There are mixed views on the proposed decoupling of ‘personal advice’ from the definition of ‘financial service’, according to submissions presented in a Australian Law Reform Commission’s (ALRC) Financial Services Legislation Inquiry background paper.
ALRC had proposed the amendment of Section 766A(1) of the Corporations Act 2001 to remove the term ‘financial product advice’ from the definition of ‘financial service’, substituting it with ‘general advice’.
Amongst those in support of the proposed reform were the Accounting Professional & Ethical Standards Board, arguing the proposal “will enhance and clarify the regulatory distinction between general advice and personal advice, the latter which is subject to more extensive requirements”.
Kit Legal also indicated their support for Proposal A14, on the basis that it “should be very clear which obligations apply to the relevant service provided”.
They agreed that it was worth considering “aggregating aspects of regulation that are specific to personal advice”, and considered that it was “currently not clear on the face of Chapter 7 that certain aspects are only applicable to personal, not general, advice”.
In expressing support for the proposed reforms, some submissions also called for substantive reconsideration of the existing connection between financial advice and ‘financial products’ in the regulatory framework.
The ALRC noted in Interim Report A that the proposed reforms could facilitate, though would not necessitate, more substantive changes to the regulation of financial advice.
By contrast, the Insurance Council of Australia said the proposal could “have the potential to increase, rather than reduce, complexity in relation to the operation of the advice provisions in the Corporations Act”.
University of New South Wales (UNSW) associate professor, Marina Nehme, agreed the proposed reforms might result in greater confusion, and suggested that the relative obligations of financial service providers when providing personal advice versus general advice could instead be clarified through the inclusion of a table setting out the different obligations in the statute.

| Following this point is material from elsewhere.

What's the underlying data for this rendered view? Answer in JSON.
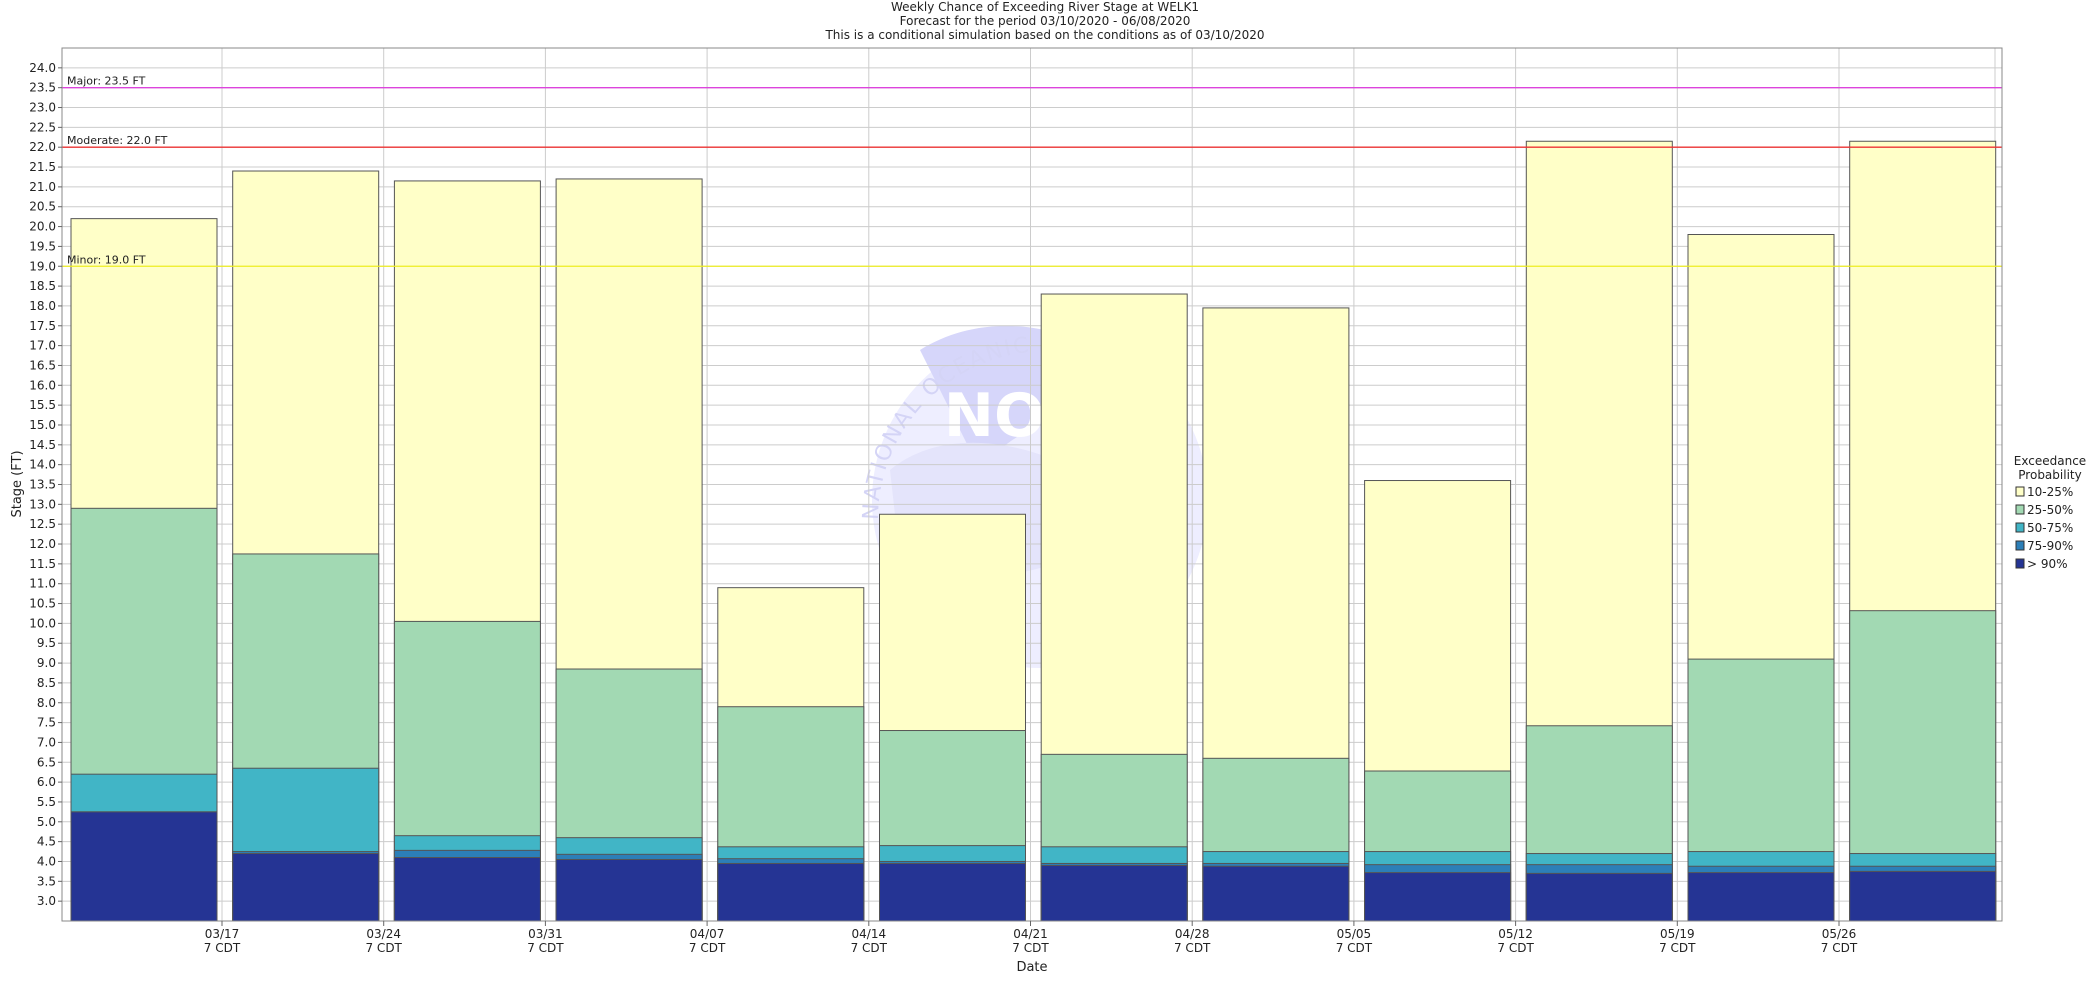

Both UNSW professor, Pamela Hanrahan, and the Law Council of Australia queried whether ‘general advice’ should continue to be regulated as a financial service.
In their view, general advice was a ‘business communication’ that should therefore fall under consumer laws, whereas regulating it as a financial service created “an expectation that an agency, such as the Australian Securities and Investments Commission, is overseeing it for quality”.
MinterEllison also noted concerns with the proposal, because if only ‘general advice’ was “included in the definition of financial service, then that would suggest that general advice requires a licence but personal advice does not”.